The variance is therefore

$$\eqalign{ \mbox{Var(NPS)} &= (1-\mbox{NPS})^2\times p_1 + (0-\mbox{NPS})^2\times p_0 + (-1-\mbox{NPS})^2\times p_{-1}\\ &=(1-1/3)^2\times 1/2 + (0-1/3)^2\times 1/3 + (-1-1/3)^2\times 1/6 \\ &= 5/9. }$$

The standard deviation is the square root of this, about equal to $0.75.$

In a sample of, say, $324$, you would therefore expect to observe an NPS around $1/3 = 33$% with a standard error of $0.75/\sqrt{324}=$ about $4.1$%.

You don't, in fact, know the standard deviation of the tickets in the hat, so you estimate it by using the standard deviation of your sample instead. When divided by the square root of the sample size, it estimates the standard error of the NPS: this estimate is the margin of error (MoE).

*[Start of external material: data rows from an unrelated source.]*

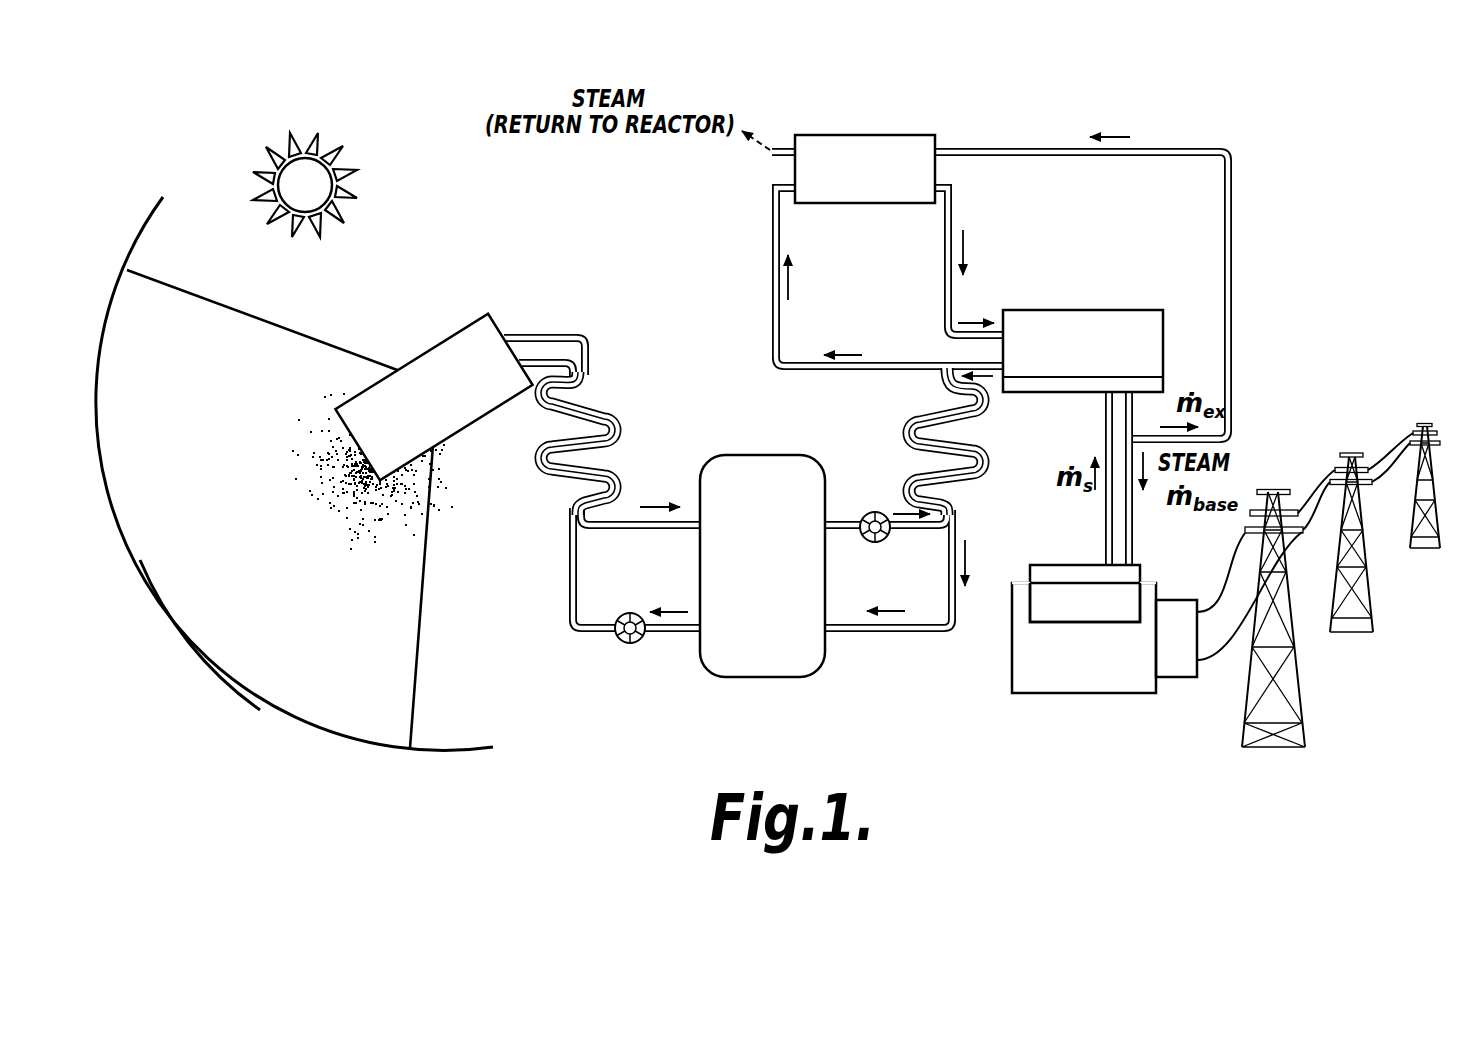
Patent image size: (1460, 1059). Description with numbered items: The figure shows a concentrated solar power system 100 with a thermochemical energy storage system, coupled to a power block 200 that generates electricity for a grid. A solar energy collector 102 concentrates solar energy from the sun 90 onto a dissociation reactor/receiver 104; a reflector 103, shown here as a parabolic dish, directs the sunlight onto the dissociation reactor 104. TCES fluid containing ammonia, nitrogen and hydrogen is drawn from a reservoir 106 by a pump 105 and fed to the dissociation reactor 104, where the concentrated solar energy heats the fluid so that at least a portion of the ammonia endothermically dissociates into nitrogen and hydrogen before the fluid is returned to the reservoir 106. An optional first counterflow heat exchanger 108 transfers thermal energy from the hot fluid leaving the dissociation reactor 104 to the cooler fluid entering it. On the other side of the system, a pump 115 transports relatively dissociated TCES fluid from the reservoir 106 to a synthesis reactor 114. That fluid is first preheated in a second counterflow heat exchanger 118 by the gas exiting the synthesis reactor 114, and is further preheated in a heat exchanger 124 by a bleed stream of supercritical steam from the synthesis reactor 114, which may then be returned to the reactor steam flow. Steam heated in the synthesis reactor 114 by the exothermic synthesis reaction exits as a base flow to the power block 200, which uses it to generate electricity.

The sun 90 is at (317, 168).
The concentrated solar power (CSP) system 100 is at (1274, 126).
The solar energy collector 102 is at (268, 718).
The reflector 103 is at (177, 630).
The dissociation reactor/receiver 104 is at (489, 415).
The pump 105 is at (618, 636).
The reservoir 106 is at (825, 645).
The first counterflow heat exchanger 108 is at (600, 404).
The synthesis reactor 114 is at (1165, 350).
The pump 115 is at (868, 512).
The second counterflow heat exchanger 118 is at (895, 413).
The heat exchanger 124 is at (830, 135).
The power block 200 is at (1180, 677).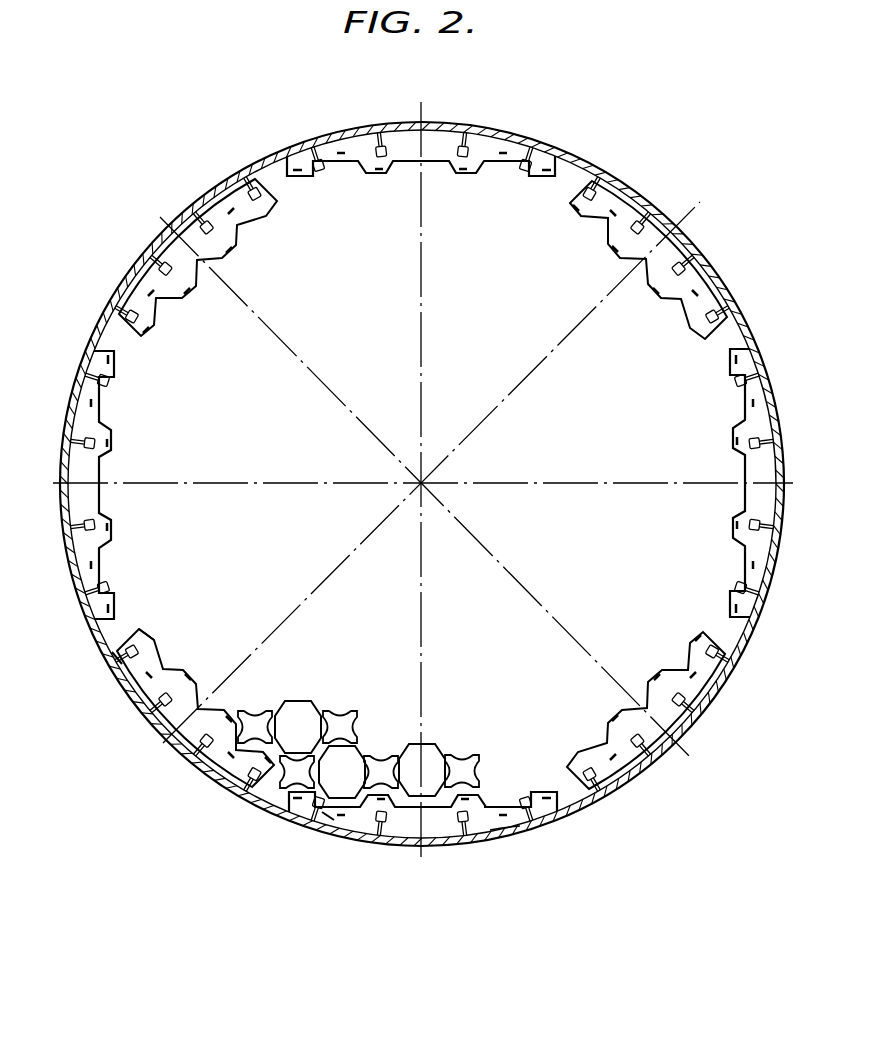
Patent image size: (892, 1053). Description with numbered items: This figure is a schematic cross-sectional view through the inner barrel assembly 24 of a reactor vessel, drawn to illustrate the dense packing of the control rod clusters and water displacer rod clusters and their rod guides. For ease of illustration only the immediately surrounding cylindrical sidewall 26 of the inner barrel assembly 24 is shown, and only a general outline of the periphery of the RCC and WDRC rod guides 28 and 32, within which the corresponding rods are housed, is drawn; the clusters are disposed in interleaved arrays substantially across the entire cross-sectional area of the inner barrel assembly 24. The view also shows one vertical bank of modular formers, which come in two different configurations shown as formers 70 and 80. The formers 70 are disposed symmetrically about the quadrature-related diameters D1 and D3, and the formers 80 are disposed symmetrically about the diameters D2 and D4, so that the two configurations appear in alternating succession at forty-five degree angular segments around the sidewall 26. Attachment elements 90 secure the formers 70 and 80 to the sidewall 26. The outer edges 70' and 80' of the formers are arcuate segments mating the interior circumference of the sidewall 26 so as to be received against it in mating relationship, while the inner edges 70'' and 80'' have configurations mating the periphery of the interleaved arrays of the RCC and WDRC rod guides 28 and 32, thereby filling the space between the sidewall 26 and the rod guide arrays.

The inner barrel assembly 24 is at (121, 192).
The cylindrical sidewall 26 is at (202, 201).
The RCC rod guide 28 is at (254, 710).
The WDRC rod guide 32 is at (311, 739).
The modular former 70 is at (422, 514).
The outer edge 70' is at (513, 853).
The inner edge 70'' is at (507, 776).
The modular former 80 is at (422, 495).
The outer edge 80' is at (129, 683).
The inner edge 80'' is at (193, 709).
The attachment element 90 is at (116, 654).
The diameter D1 is at (424, 597).
The diameter D2 is at (356, 551).
The diameter D3 is at (532, 489).
The diameter D4 is at (338, 396).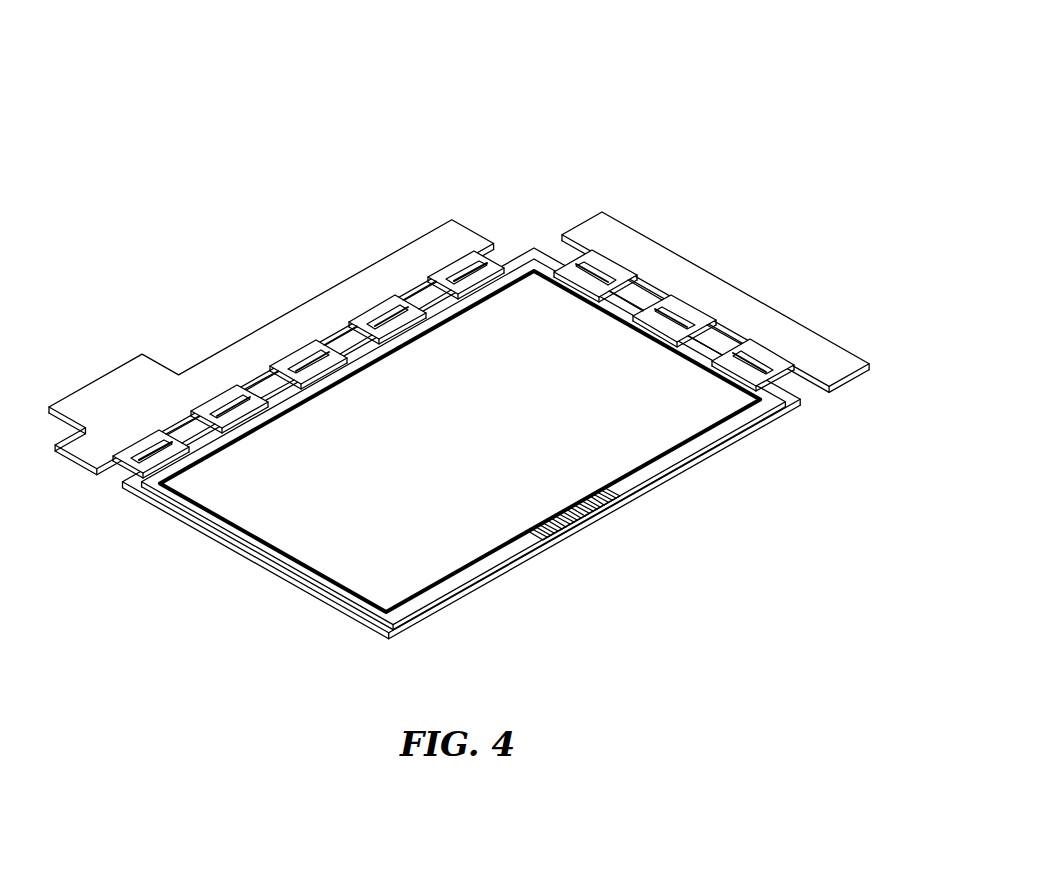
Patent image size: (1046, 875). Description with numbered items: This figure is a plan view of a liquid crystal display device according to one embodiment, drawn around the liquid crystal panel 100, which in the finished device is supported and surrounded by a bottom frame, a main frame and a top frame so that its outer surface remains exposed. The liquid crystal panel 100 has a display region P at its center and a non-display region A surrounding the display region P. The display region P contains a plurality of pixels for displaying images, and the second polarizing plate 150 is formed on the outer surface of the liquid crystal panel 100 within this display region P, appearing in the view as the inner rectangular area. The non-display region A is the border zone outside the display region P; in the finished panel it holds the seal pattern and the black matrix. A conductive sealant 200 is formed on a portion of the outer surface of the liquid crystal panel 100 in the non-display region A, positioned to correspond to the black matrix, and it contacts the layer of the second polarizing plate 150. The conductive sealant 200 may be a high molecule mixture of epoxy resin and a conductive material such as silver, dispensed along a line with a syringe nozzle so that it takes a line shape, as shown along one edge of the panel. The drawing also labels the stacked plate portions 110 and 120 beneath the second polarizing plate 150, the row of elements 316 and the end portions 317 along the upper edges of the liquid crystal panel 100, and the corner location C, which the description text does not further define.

The liquid crystal panel 100 is at (649, 167).
The substrate 110 is at (375, 636).
The display panel plate 120 is at (372, 617).
The second polarizing plate 150 is at (290, 538).
The conductive sealant 200 is at (590, 508).
The pad 316 is at (470, 262).
The tab 317 is at (89, 385).
The non-display region A is at (651, 474).
The display region P is at (652, 439).
The corner C is at (795, 417).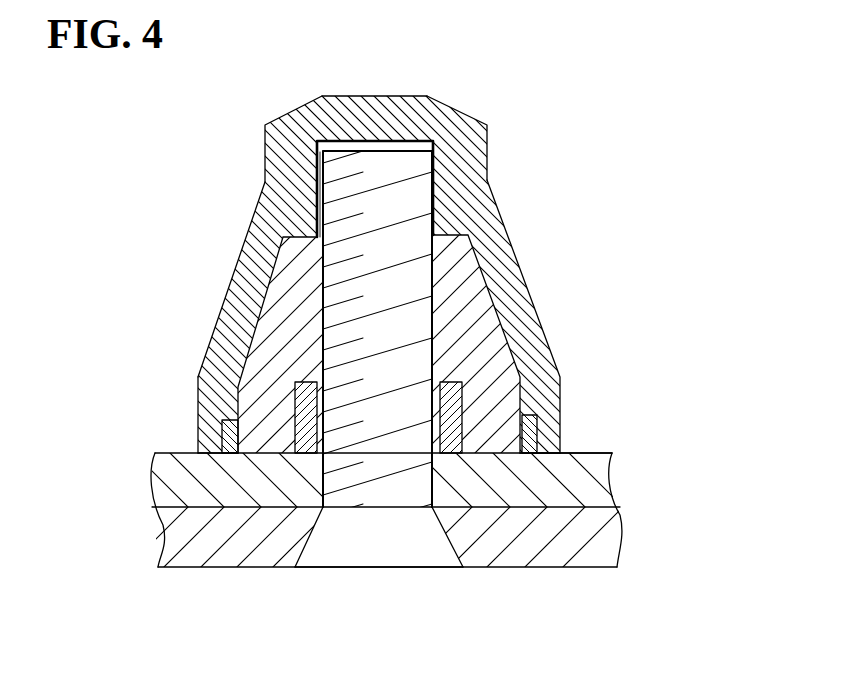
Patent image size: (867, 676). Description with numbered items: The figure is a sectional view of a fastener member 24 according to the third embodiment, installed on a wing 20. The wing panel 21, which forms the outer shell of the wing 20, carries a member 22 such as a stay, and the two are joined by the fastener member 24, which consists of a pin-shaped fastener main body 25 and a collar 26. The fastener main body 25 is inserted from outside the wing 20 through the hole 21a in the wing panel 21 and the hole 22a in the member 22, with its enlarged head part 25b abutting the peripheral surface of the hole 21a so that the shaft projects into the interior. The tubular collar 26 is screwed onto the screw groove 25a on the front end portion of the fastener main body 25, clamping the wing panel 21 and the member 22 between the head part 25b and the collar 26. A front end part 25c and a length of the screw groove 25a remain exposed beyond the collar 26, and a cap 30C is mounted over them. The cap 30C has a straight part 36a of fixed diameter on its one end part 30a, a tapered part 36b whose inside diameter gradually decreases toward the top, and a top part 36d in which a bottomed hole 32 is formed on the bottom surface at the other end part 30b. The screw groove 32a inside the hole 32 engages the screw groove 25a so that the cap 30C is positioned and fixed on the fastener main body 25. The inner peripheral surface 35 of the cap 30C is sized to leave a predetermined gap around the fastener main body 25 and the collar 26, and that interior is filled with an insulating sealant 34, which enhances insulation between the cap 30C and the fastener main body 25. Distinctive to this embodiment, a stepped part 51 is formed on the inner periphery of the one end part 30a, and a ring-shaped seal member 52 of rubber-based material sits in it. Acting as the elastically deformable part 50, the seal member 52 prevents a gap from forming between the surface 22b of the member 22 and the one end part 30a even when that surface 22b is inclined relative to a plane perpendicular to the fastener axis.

The wing 20 is at (691, 460).
The wing panel 21 is at (612, 540).
The hole 21a is at (445, 561).
The member 22 is at (602, 493).
The hole 22a is at (433, 504).
The surface 22b is at (610, 453).
The fastener member 24 is at (529, 233).
The fastener main body 25 is at (324, 300).
The screw groove 25a is at (290, 353).
The head part 25b is at (297, 557).
The front end part 25c is at (388, 151).
The collar 26 is at (230, 424).
The one end part 30a is at (561, 380).
The other end part 30b is at (360, 96).
The cap 30C is at (487, 145).
The bottomed hole 32 is at (430, 140).
The screw groove 32a is at (327, 151).
The sealant 34 is at (277, 268).
The inner peripheral surface 35 is at (476, 292).
The straight part 36a is at (198, 412).
The tapered part 36b is at (239, 259).
The top part 36d is at (264, 160).
The elastically deformable part 50 is at (378, 417).
The stepped part 51 is at (549, 430).
The seal member 52 is at (523, 433).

Provided you observe substantial numbers of each type of customer (typically, about 5 or more of each will do), the distribution of the sample NPS will be close to Normal. This implies you can interpret the MoE in the usual ways. In particular, about 2/3 of the time the sample NPS will lie within one MoE of the true NPS and about 19/20 of the time (95%) the sample NPS will lie within two MoEs of the true NPS. In the example, if the margin of error really were 4.1%, we would have 95% confidence that the survey result (the sample NPS) is within 8.2% of the population NPS.

Each survey will have its own margin of error. To compare two such results you need to account for the possibility of error in each. When survey sizes are about the same, the standard error of their difference can be found by a Pythagorean theorem: take the square root of the sum of their squares. For instance, if one year the MoE is 4.1% and another year the MoE is 3.5%, then roughly figure a margin of error around $\sqrt{3.5^2+4.1^2}$ = 5.4% for the difference in those two results. In this case, you can conclude with 95% confidence that the population NPS changed from one survey to the next provided the difference in the two survey results is 10.8% or greater.

When comparing many survey results over time, more sophisticated methods can help, because you have to cope with many separate margins of error. When the margins of error are all pretty similar, a crude rule of thumb is to consider a change of three or more MoEs as "significant." In this example, if the MoEs hover around 4%, then a change of around 12% or larger over a period of several surveys ought to get your attention and smaller changes could validly be dismissed as survey error. Regardless, the analysis and rules of thumb provided here usually provide a good start when thinking about what the differences among the surveys might mean.

Note that you cannot compute the margin of error from the observed NPS alone: it depends on the observed numbers of each of the three types of respondents. For example, if almost everybody is a "passive," the survey NPS will be near $0$ with a tiny margin of error. If the population is polarized equally between promoters and detractors, the survey NPS will still be near $0$ but will have the largest possible margin of error (equal to $1/\sqrt{n}$ in a sample of $n$ people).